Hintergrund : Hilfe, mein Kind ist hochbegabt!
Sie können mühelos komplexe Rechenaufgaben lösen, lernen wie im Schlaf lesen oder haben außergewöhnliches musikalisches Talent – hochbegabte Kinder. Statistisch gesehen sind rund zwei Prozent der Bevölkerung überdurchschnittlich begabt, d.h. ihr Intelligenzquotient (IQ) liegt über dem Wert von 130. Rein rechnerisch sind damit mehr als 600 der 33.000 Erstklässler in Sachsen hochbegabt. Experten gehen jedoch davon aus, dass jedes zweite bis dritte hochbegabte Kind unentdeckt bleibt.
Ursache dessen ist oft Unterforderung. Hochbegabte Kinder langweilen sich schnell, fühlen sich unverstanden oder ihren Klassenkameraden weit voraus. All das kann dazu führen, dass ein Kind trotz seiner Intelligenz mit besonders schlechten Leistungen auffällt, langsam arbeitet oder sogar absichtlich Fehler macht, um sich anzupassen. Kinder verleugnen ihr Talent und sehen es als Problem nicht als Gabe. Stattdessen versuchen sie, ihr Potential in anderen Bahne zu lenken. Einige, insbesondere Jungen, mimen den Klassenclown oder sind aggressiv. Mädchen wiederum neigen dazu, sich zu verkriechen.
IQ-Test bringt Gewissheit
Um eine Hochbegabung festzustellen, wird ein IQ-Test bei einem Psychologen gemacht, der je nach Alter variiert. Den "einen" IQ-Test gibt es nicht. Es gibt allgemeine Tests oder solche, die eine spezifische Begabung ergründen. Zu 100 Prozent messbar ist Intelligenz nicht. Nicht selten kommt es vor, dass zwei Tests auch zwei völlig verschiedene Ergebnisse liefern.
Begabungen fördern
Wurde eine überdurchschnittliche Begabung erkannt, gibt es viele verschiedene Möglichkeiten, ein Kind zu fördern. Neben der Unterstützung im Elternhaus, gibt es in Sachsen auch viele Schulen, die die besonderen Fähigkeiten ihrer Schüler fördern. Ausgehend von einem Modellversuch an der 16. Grundschule "Josephine" Dresden von 2002 bis 2007 ist in Sachsen seit 2005 ein Netzwerk von 36 Grundschulen entstanden, die besondere Begabungen fördern. Diese Begabung kann im mathematisch-naturwissenschaftlichen, sprachlichen, musischen oder sportlichen Bereich liegen.

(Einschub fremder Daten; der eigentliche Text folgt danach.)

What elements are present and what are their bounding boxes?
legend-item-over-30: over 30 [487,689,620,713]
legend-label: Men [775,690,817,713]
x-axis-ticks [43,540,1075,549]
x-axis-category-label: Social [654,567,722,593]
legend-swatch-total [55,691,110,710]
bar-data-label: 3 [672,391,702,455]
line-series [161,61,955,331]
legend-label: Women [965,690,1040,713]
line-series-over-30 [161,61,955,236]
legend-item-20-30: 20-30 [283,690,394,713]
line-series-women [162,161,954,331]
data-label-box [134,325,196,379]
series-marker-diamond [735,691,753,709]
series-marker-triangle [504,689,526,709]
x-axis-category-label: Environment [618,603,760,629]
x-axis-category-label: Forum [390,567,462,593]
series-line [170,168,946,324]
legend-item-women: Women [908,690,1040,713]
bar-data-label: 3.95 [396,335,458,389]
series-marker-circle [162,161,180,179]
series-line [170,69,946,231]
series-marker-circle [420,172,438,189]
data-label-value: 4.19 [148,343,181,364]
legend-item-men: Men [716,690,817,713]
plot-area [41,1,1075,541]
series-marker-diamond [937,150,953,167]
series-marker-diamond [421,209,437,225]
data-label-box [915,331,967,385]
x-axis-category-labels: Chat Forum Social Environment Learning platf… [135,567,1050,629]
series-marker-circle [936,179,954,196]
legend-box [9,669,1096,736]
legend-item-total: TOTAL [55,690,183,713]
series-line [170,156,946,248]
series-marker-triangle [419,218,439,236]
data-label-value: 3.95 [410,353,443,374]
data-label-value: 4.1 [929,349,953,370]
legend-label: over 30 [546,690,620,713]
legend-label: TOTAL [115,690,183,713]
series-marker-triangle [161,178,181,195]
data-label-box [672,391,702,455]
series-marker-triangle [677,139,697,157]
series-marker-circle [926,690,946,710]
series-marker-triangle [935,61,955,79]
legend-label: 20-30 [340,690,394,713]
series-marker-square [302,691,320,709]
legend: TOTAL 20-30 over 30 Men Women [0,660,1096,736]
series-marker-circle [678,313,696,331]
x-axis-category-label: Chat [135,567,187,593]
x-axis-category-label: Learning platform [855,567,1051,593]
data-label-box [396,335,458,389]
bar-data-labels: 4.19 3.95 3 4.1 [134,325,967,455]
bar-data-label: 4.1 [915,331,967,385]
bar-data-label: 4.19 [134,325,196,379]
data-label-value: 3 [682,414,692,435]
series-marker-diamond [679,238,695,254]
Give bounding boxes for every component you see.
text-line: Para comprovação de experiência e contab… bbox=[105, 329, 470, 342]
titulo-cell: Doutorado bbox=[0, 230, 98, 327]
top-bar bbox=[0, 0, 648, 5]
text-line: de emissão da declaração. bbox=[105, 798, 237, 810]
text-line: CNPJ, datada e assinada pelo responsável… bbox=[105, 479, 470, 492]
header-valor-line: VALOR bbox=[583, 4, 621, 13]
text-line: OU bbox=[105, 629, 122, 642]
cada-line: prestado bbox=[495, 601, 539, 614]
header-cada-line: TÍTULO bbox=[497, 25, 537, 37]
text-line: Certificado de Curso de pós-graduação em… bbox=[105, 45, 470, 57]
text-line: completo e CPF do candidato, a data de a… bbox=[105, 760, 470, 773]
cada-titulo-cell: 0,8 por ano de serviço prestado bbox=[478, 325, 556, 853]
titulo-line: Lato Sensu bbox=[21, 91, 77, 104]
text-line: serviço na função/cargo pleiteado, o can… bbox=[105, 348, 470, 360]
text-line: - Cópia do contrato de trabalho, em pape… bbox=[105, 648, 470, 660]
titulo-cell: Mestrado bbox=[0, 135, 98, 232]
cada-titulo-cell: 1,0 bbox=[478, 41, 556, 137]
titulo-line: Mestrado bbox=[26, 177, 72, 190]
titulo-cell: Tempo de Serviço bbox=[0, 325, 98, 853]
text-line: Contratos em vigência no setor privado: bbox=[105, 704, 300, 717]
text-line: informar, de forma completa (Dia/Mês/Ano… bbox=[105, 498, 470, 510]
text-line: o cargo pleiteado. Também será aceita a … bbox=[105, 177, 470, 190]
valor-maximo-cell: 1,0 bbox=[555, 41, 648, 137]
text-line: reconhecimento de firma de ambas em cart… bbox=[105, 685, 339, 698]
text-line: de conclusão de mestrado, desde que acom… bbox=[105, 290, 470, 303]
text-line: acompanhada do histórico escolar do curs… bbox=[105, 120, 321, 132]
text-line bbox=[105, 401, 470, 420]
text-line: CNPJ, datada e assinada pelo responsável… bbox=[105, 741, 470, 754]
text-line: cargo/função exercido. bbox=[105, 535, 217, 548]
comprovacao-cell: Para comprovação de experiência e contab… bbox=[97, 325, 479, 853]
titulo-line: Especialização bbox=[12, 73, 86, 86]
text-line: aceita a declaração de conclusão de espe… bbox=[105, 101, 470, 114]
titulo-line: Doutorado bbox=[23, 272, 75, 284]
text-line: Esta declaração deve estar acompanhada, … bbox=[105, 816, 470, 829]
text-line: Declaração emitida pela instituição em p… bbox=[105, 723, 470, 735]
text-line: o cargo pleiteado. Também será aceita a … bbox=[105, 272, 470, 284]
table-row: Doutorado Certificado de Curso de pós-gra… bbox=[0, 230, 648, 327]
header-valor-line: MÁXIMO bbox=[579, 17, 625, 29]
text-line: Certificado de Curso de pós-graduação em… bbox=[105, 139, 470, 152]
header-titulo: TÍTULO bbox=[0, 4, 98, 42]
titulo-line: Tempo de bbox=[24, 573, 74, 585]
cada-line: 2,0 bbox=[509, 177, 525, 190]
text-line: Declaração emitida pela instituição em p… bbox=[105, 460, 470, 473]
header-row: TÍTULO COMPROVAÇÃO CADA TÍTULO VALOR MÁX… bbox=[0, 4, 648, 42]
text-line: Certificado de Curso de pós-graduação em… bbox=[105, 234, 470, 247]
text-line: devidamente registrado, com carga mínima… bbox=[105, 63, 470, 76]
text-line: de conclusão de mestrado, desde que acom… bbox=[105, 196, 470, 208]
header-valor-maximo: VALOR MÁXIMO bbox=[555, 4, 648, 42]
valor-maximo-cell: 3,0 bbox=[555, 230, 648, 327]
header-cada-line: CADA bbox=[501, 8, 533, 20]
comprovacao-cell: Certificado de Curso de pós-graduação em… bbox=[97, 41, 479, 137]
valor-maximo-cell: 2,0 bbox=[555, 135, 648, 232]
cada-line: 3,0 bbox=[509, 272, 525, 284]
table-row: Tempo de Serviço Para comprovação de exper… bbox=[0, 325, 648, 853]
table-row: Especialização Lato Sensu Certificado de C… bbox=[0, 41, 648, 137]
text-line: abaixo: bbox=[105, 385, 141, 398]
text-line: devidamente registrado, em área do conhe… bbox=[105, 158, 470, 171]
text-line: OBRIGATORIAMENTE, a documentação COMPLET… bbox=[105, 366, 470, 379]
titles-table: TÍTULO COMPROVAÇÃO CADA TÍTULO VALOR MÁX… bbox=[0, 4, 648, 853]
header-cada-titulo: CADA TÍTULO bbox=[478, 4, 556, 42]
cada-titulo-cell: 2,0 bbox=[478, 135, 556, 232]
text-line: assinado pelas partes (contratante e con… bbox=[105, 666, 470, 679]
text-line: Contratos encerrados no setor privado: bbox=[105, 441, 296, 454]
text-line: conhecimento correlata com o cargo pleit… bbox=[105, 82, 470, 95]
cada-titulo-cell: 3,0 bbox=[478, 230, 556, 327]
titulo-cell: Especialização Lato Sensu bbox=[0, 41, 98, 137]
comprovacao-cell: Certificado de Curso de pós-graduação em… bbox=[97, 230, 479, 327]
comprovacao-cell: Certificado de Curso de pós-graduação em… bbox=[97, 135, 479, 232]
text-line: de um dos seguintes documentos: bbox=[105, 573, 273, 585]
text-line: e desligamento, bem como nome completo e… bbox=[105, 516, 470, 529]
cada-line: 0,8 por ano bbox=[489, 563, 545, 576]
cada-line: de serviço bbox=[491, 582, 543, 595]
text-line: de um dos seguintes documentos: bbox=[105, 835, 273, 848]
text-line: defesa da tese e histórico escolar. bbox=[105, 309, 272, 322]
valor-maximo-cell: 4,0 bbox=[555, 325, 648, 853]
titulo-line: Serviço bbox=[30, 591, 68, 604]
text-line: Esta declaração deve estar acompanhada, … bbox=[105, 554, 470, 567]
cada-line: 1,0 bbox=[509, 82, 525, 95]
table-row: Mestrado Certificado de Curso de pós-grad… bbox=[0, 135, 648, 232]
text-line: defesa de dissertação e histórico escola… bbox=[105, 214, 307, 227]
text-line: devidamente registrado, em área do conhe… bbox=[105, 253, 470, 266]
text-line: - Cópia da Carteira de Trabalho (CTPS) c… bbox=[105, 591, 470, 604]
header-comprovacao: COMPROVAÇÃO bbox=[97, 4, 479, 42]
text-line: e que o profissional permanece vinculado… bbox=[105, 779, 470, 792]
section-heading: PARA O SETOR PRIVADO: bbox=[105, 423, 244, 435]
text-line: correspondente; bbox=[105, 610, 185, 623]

An den Schulen wurden Lernangebote und Unterrichtsformen entwickelt, die es möglich machen, besonders entwicklungsschnelle Schüler gemeinsam mit anderen Schülern zu unterrichten.
GIFted-Netzwerk
Fortgeführt wird dieses Grundschulförderprogramm an 17 sächsischen Gymnasien mit vertiefter Ausbildung. Die Schulen bilden zusammen das "Gymnasiale Netzwerk individuelle Förderung - GIFted". Neben einer Bildungsempfehlung für das Gymnasium ist hier auch eine Aufnahmeprüfung erforderlich. Bis 2015 werden die GIFted-Schulen Strategien und Materialien zur Förderung Begabter entwickeln und erproben. Die Ergebnisse sollen dann allen sächsischen Schulen zur Verfügung gestellt werden.
Landesgymnasium Sankt Afra
Die erste staatliche Schule für Hochbegabte in Sachsen wurde 2001 in Meißen gegründet. Am Landesgymnasium Sankt Afra lernen 300 Schüler der Klassen 7 bis 12 aus ganz Deutschland. Sie alle leben im Internat. 35 Millionen hat das Land Sachsen in den Ausbau der Schule investiert. 50 Lehrer sorgen für eine besonders günstige Betreuungssituation. 18 von ihnen leben als Internatsmentoren ständig mit den Schülern zusammen. Das Programm an Sankt Afra ist außergewöhnlich: die Unterrichtswoche geht bis Samstag, alle Schüler lernen mindestens drei Sprachen, nehmen regelmäßig an Wettbewerben teil. Doch im zehnten Jahr des Bestehens wird auch Kritik an St. Afra laut. Nach Ansicht des sächsischen Philologenverbands-Vorsitzenden Frank Haubitz hat St. Afra mittlerweile "keinen nennenswerten Leistungsvorsprung" vor den Regelgymnasien mit vertiefter Ausbildung mehr.